People with no symptoms but who are at significantly elevated risk may not need screening. They are so likely to have coronary disease that the doctor could just assume that they do have it. For example, they may have a markedly elevated LDL cholesterol and multiple family members with coronary disease. Aggressive risk factor modification would be instituted without further testing. This includes good blood pressure control, cholesterol-lowering medication (typically a statin such as rosuvastatin, which I take), and an exercise program. A stress test might be performed, as mentioned above, to see if they can tolerate such a program.

Perhaps the most common type of patient to screen is one where the risk of disease is intermediate. They may have a family history, but the cholesterol is not markedly elevated. A smoker without a family history may fit in this category. Here, a stress test would not be good enough. Remember, a stress test only detects advanced disease. A routine ECG would be of little help and is not recommended to screen for coronary disease, because there are many false positives and negatives. In this patient, a coronary artery calcium scan may be best, and it was the test I preferred when I was in practice.

The scan itself is simple. You lie in a machine for a few minutes. It is not enclosed like an MRI, and I have never heard of anyone becoming claustrophobic. There are no injections and essentially no risk. When cholesterol plaque is deposited, it is soft and uncalcified. Over time, the plaque calcifies, and you can see it on the scan. You will get a numerical score reflecting how much calcium is found in the lining of the arteries. The best is zero. That means that you have no detectable calcification in the coronary arteries. The percentile tells you how you compare to others your age.

A low score when you are young may be in a high percentile. That same score when you are older will put you in a lower percentile. If you are under 50, most people have a zero score. That could be because there is no plaque, but it could also mean that it is there but hasn’t calcified yet.
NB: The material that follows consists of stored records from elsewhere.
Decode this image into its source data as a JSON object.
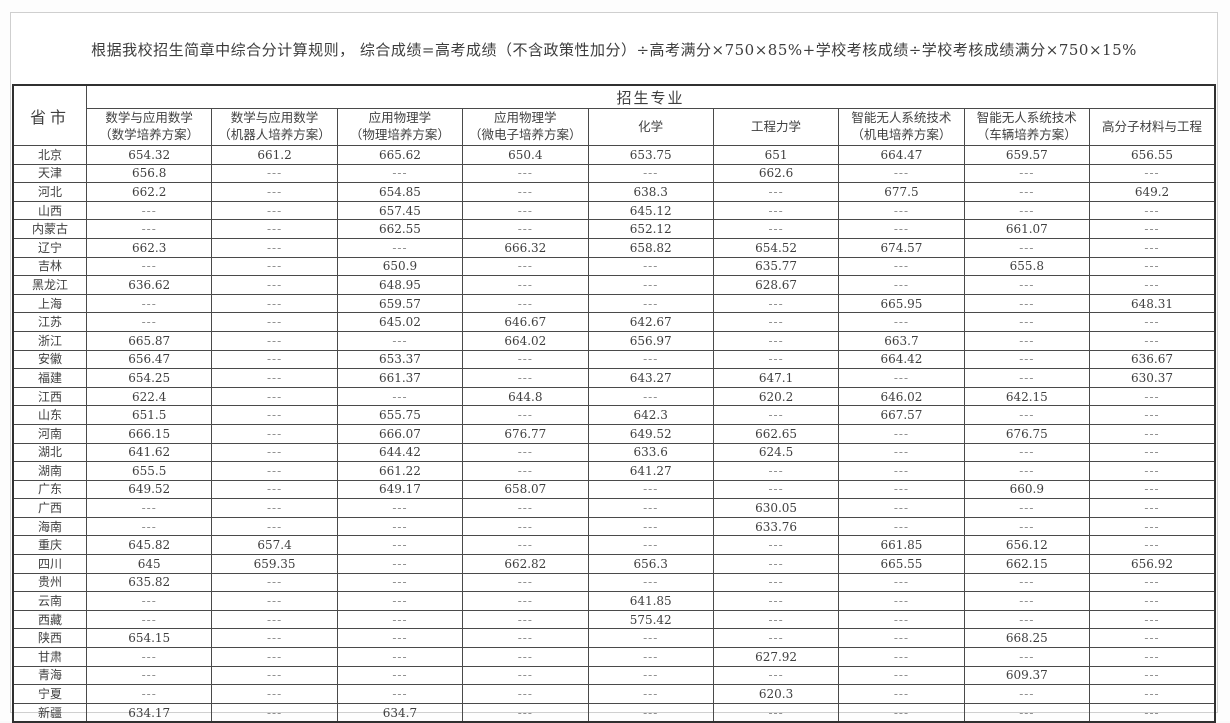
{
  "page": {
    "note": "根据我校招生简章中综合分计算规则， 综合成绩=高考成绩（不含政策性加分）÷高考满分×750×85%+学校考核成绩÷学校考核成绩满分×750×15%"
  },
  "colors": {
    "table_border": "#4a4a4a",
    "outer_border": "#303030",
    "text": "#3f3f3f",
    "dash_text": "#8a8a8a",
    "page_border": "#cfcfcf",
    "page_background": "#ffffff"
  },
  "table": {
    "corner_label": "省市",
    "group_header": "招生专业",
    "empty_marker": "---",
    "columns": [
      {
        "lines": [
          "数学与应用数学",
          "（数学培养方案）"
        ]
      },
      {
        "lines": [
          "数学与应用数学",
          "（机器人培养方案）"
        ]
      },
      {
        "lines": [
          "应用物理学",
          "（物理培养方案）"
        ]
      },
      {
        "lines": [
          "应用物理学",
          "（微电子培养方案）"
        ]
      },
      {
        "lines": [
          "化学"
        ]
      },
      {
        "lines": [
          "工程力学"
        ]
      },
      {
        "lines": [
          "智能无人系统技术",
          "（机电培养方案）"
        ]
      },
      {
        "lines": [
          "智能无人系统技术",
          "（车辆培养方案）"
        ]
      },
      {
        "lines": [
          "高分子材料与工程"
        ]
      }
    ],
    "rows": [
      {
        "province": "北京",
        "values": [
          "654.32",
          "661.2",
          "665.62",
          "650.4",
          "653.75",
          "651",
          "664.47",
          "659.57",
          "656.55"
        ]
      },
      {
        "province": "天津",
        "values": [
          "656.8",
          "---",
          "---",
          "---",
          "---",
          "662.6",
          "---",
          "---",
          "---"
        ]
      },
      {
        "province": "河北",
        "values": [
          "662.2",
          "---",
          "654.85",
          "---",
          "638.3",
          "---",
          "677.5",
          "---",
          "649.2"
        ]
      },
      {
        "province": "山西",
        "values": [
          "---",
          "---",
          "657.45",
          "---",
          "645.12",
          "---",
          "---",
          "---",
          "---"
        ]
      },
      {
        "province": "内蒙古",
        "values": [
          "---",
          "---",
          "662.55",
          "---",
          "652.12",
          "---",
          "---",
          "661.07",
          "---"
        ]
      },
      {
        "province": "辽宁",
        "values": [
          "662.3",
          "---",
          "---",
          "666.32",
          "658.82",
          "654.52",
          "674.57",
          "---",
          "---"
        ]
      },
      {
        "province": "吉林",
        "values": [
          "---",
          "---",
          "650.9",
          "---",
          "---",
          "635.77",
          "---",
          "655.8",
          "---"
        ]
      },
      {
        "province": "黑龙江",
        "values": [
          "636.62",
          "---",
          "648.95",
          "---",
          "---",
          "628.67",
          "---",
          "---",
          "---"
        ]
      },
      {
        "province": "上海",
        "values": [
          "---",
          "---",
          "659.57",
          "---",
          "---",
          "---",
          "665.95",
          "---",
          "648.31"
        ]
      },
      {
        "province": "江苏",
        "values": [
          "---",
          "---",
          "645.02",
          "646.67",
          "642.67",
          "---",
          "---",
          "---",
          "---"
        ]
      },
      {
        "province": "浙江",
        "values": [
          "665.87",
          "---",
          "---",
          "664.02",
          "656.97",
          "---",
          "663.7",
          "---",
          "---"
        ]
      },
      {
        "province": "安徽",
        "values": [
          "656.47",
          "---",
          "653.37",
          "---",
          "---",
          "---",
          "664.42",
          "---",
          "636.67"
        ]
      },
      {
        "province": "福建",
        "values": [
          "654.25",
          "---",
          "661.37",
          "---",
          "643.27",
          "647.1",
          "---",
          "---",
          "630.37"
        ]
      },
      {
        "province": "江西",
        "values": [
          "622.4",
          "---",
          "---",
          "644.8",
          "---",
          "620.2",
          "646.02",
          "642.15",
          "---"
        ]
      },
      {
        "province": "山东",
        "values": [
          "651.5",
          "---",
          "655.75",
          "---",
          "642.3",
          "---",
          "667.57",
          "---",
          "---"
        ]
      },
      {
        "province": "河南",
        "values": [
          "666.15",
          "---",
          "666.07",
          "676.77",
          "649.52",
          "662.65",
          "---",
          "676.75",
          "---"
        ]
      },
      {
        "province": "湖北",
        "values": [
          "641.62",
          "---",
          "644.42",
          "---",
          "633.6",
          "624.5",
          "---",
          "---",
          "---"
        ]
      },
      {
        "province": "湖南",
        "values": [
          "655.5",
          "---",
          "661.22",
          "---",
          "641.27",
          "---",
          "---",
          "---",
          "---"
        ]
      },
      {
        "province": "广东",
        "values": [
          "649.52",
          "---",
          "649.17",
          "658.07",
          "---",
          "---",
          "---",
          "660.9",
          "---"
        ]
      },
      {
        "province": "广西",
        "values": [
          "---",
          "---",
          "---",
          "---",
          "---",
          "630.05",
          "---",
          "---",
          "---"
        ]
      },
      {
        "province": "海南",
        "values": [
          "---",
          "---",
          "---",
          "---",
          "---",
          "633.76",
          "---",
          "---",
          "---"
        ]
      },
      {
        "province": "重庆",
        "values": [
          "645.82",
          "657.4",
          "---",
          "---",
          "---",
          "---",
          "661.85",
          "656.12",
          "---"
        ]
      },
      {
        "province": "四川",
        "values": [
          "645",
          "659.35",
          "---",
          "662.82",
          "656.3",
          "---",
          "665.55",
          "662.15",
          "656.92"
        ]
      },
      {
        "province": "贵州",
        "values": [
          "635.82",
          "---",
          "---",
          "---",
          "---",
          "---",
          "---",
          "---",
          "---"
        ]
      },
      {
        "province": "云南",
        "values": [
          "---",
          "---",
          "---",
          "---",
          "641.85",
          "---",
          "---",
          "---",
          "---"
        ]
      },
      {
        "province": "西藏",
        "values": [
          "---",
          "---",
          "---",
          "---",
          "575.42",
          "---",
          "---",
          "---",
          "---"
        ]
      },
      {
        "province": "陕西",
        "values": [
          "654.15",
          "---",
          "---",
          "---",
          "---",
          "---",
          "---",
          "668.25",
          "---"
        ]
      },
      {
        "province": "甘肃",
        "values": [
          "---",
          "---",
          "---",
          "---",
          "---",
          "627.92",
          "---",
          "---",
          "---"
        ]
      },
      {
        "province": "青海",
        "values": [
          "---",
          "---",
          "---",
          "---",
          "---",
          "---",
          "---",
          "609.37",
          "---"
        ]
      },
      {
        "province": "宁夏",
        "values": [
          "---",
          "---",
          "---",
          "---",
          "---",
          "620.3",
          "---",
          "---",
          "---"
        ]
      },
      {
        "province": "新疆",
        "values": [
          "634.17",
          "---",
          "634.7",
          "---",
          "---",
          "---",
          "---",
          "---",
          "---"
        ]
      }
    ]
  }
}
Some specialists would recommend repeating the scan every five years or so until you are 60, giving the plaque time to become visible.

The calcium score scan doesn’t tell you if the arteries are narrowed, though the higher the score, the more likely it is that there is some narrowing. Even without narrowing, plaque can cause a heart attack, but narrowing makes heart attacks more likely. If your doctor suspects narrowing, they may order a stress test or a CT angiogram, a more detailed scan that shows narrowing. The CT angiogram is more expensive than the calcium scoring and requires injection of a contrast agent and more time in the scanner. The CT angiogram is not an appropriate screening tool for most people.

I found the calcium score test to be very helpful. For example, if you are 50, one of your parents had a heart attack in their 50s, but your cholesterol is fine, and you have no other risk factors for heart disease. You might consider a scan. If there is no plaque, your doctor may just repeat the scan in five years. If there is plaque, they may recommend a change in diet and start a statin to slow or prevent further plaque deposition. Statins reduce the risk of a heart attack and save lives.

Everyone wants to have a longer, healthier life, but we all want to live life to the fullest. Many people watch their diet and exercise, but otherwise ignore their risk of the most common cause of death. Talk to your doctor about screening for heart disease. Maybe you haven’t reached the age where any specific screening is needed. If screening is considered, ask if a calcium score is a good idea.